Some Assembly Required: Giant Next-Generation Space Telescopes Could Be Built Off Earth
Space.com - Mon 11 Feb 08:02 GMT

Some Assembly Required: Giant Next-Generation Space Telescopes Could Be Built Off Earth

When it comes to telescopes, size matters.

  New "megarockets" like NASA's Space Launch System may be big enough for the next-generation space telescopes that NASA aims to launch in the 2030s, but if subsequent missions have to squeeze into the same-size rocket fairing, those missions may have to sacrifice some scientific potential.

  [Giant Space Telescopes of the Future (Infographic)] Rather than constrain a telescope's design to fit inside the payload fairing of the biggest available rocket — thereby placing a limit on the amount of science its instruments can return — NASA scientists are working to find new ways to get those hefty space telescopes into orbit: by launching them piece by piece and assembling them in space, either robotically or with the help of astronauts.

  NASA engineers working on the blueprints for proposed space observatories like the Large UV Optical Infrared Surveyor (LUVOIR) and the Origins Space Telescope (OST) have already had to cope with the limitations of today's rockets.

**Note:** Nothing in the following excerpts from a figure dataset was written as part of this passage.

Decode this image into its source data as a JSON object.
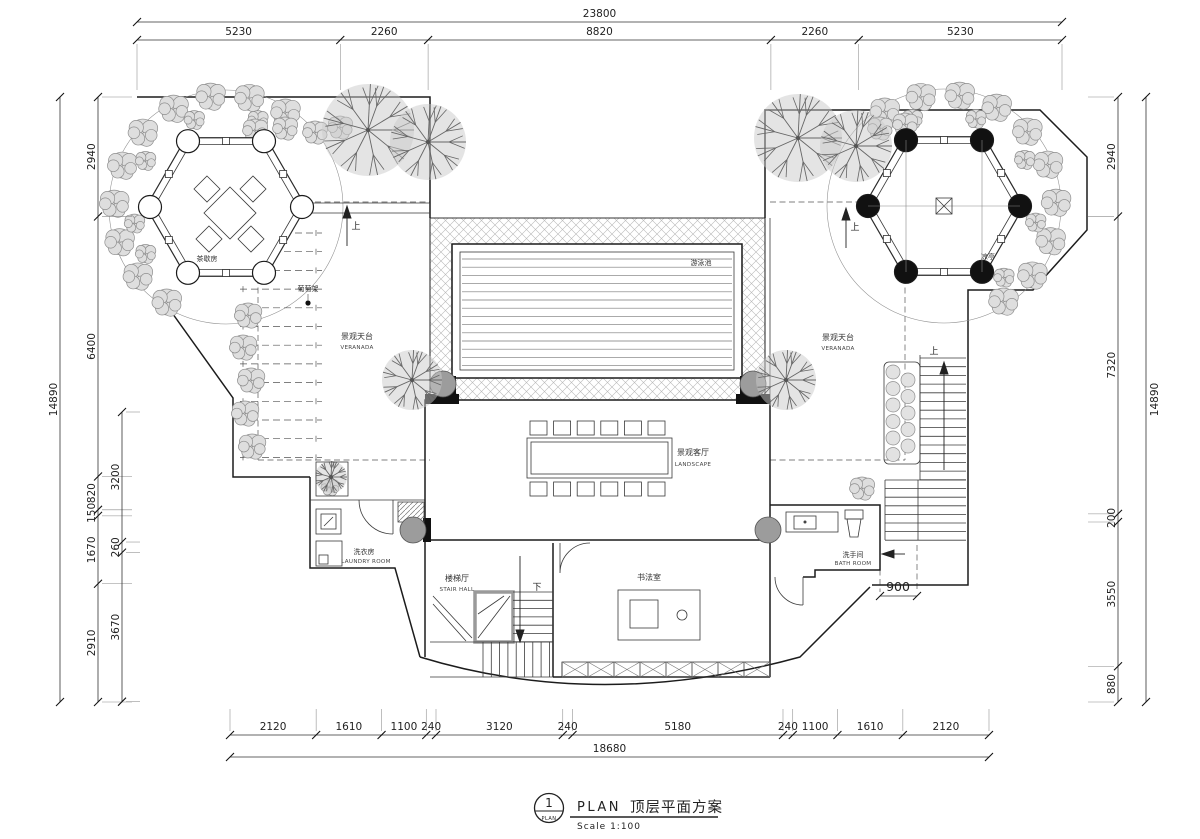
{
  "drawing": {
    "title_block": {
      "detail_number": "1",
      "detail_marker_label": "PLAN",
      "name_en": "PLAN",
      "name_cn": "顶层平面方案",
      "scale": "Scale 1:100"
    },
    "labels": {
      "tea_room_cn": "茶歇房",
      "pavilion_cn": "凉亭",
      "grape_trellis_cn": "葡萄架",
      "veranda_left_cn": "景观天台",
      "veranda_left_en": "VERANADA",
      "veranda_right_cn": "景观天台",
      "veranda_right_en": "VERANADA",
      "pool_cn": "游泳池",
      "living_cn": "景观客厅",
      "living_en": "LANDSCAPE",
      "laundry_cn": "洗衣房",
      "laundry_en": "LAUNDRY ROOM",
      "stair_hall_cn": "楼梯厅",
      "stair_hall_en": "STAIR HALL",
      "calligraphy_cn": "书法室",
      "bath_cn": "洗手间",
      "bath_en": "BATH ROOM",
      "up": "上",
      "down": "下",
      "stair_width": "900"
    },
    "dimensions": {
      "top": {
        "total": "23800",
        "segments": [
          "5230",
          "2260",
          "8820",
          "2260",
          "5230"
        ]
      },
      "bottom": {
        "total": "18680",
        "segments": [
          "2120",
          "1610",
          "1100",
          "240",
          "3120",
          "240",
          "5180",
          "240",
          "1100",
          "1610",
          "2120"
        ]
      },
      "left": {
        "total": "14890",
        "outer_segments": [
          "2940",
          "6400",
          "820",
          "150",
          "1670",
          "2910"
        ],
        "inner_segments": [
          "3200",
          "260",
          "3670"
        ]
      },
      "right": {
        "total": "14890",
        "segments": [
          "2940",
          "7320",
          "200",
          "3550",
          "880"
        ]
      }
    }
  }
}
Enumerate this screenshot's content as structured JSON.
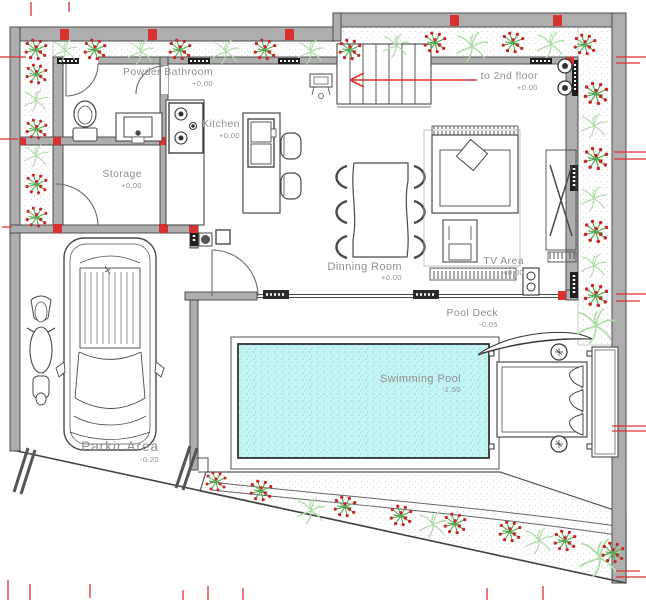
{
  "drawing": {
    "kind": "architectural ground floor plan",
    "rooms": [
      {
        "name": "Powder Bathroom",
        "elevation": "+0.00"
      },
      {
        "name": "Kitchen",
        "elevation": "+0.00"
      },
      {
        "name": "Storage",
        "elevation": "+0.00"
      },
      {
        "name": "to 2nd floor",
        "elevation": "+0.00"
      },
      {
        "name": "Dinning Room",
        "elevation": "+0.00"
      },
      {
        "name": "TV Area",
        "elevation": "+0.00"
      },
      {
        "name": "Pool Deck",
        "elevation": "-0.05"
      },
      {
        "name": "Swimming Pool",
        "elevation": "-1.50"
      },
      {
        "name": "Parkir Area",
        "elevation": "-0.20"
      }
    ],
    "colors": {
      "wall_fill": "#aeaeae",
      "line": "#3f3f3f",
      "accent_red": "#d93030",
      "plant_green": "#57a853",
      "fern_green": "#b2ddab",
      "berry_red": "#c62828",
      "pool_water": "#c7f4f2",
      "label_text": "#8f8f8f"
    }
  }
}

  For each of those two telescopes, the engineers came up with two different design options: a 15-m (50 feet) version that can launch on NASA's upcoming Space Launch System (SLS) and an 8-m (26 feet) version that can launch on today's smaller and less powerful heavy-lift rockets.

  Instead of waiting for someone to build a rocket big enough to support the kinds of space telescopes that scientists hope to launch in the future, a team of NASA researchers is studying the possibilities of in-space assembly.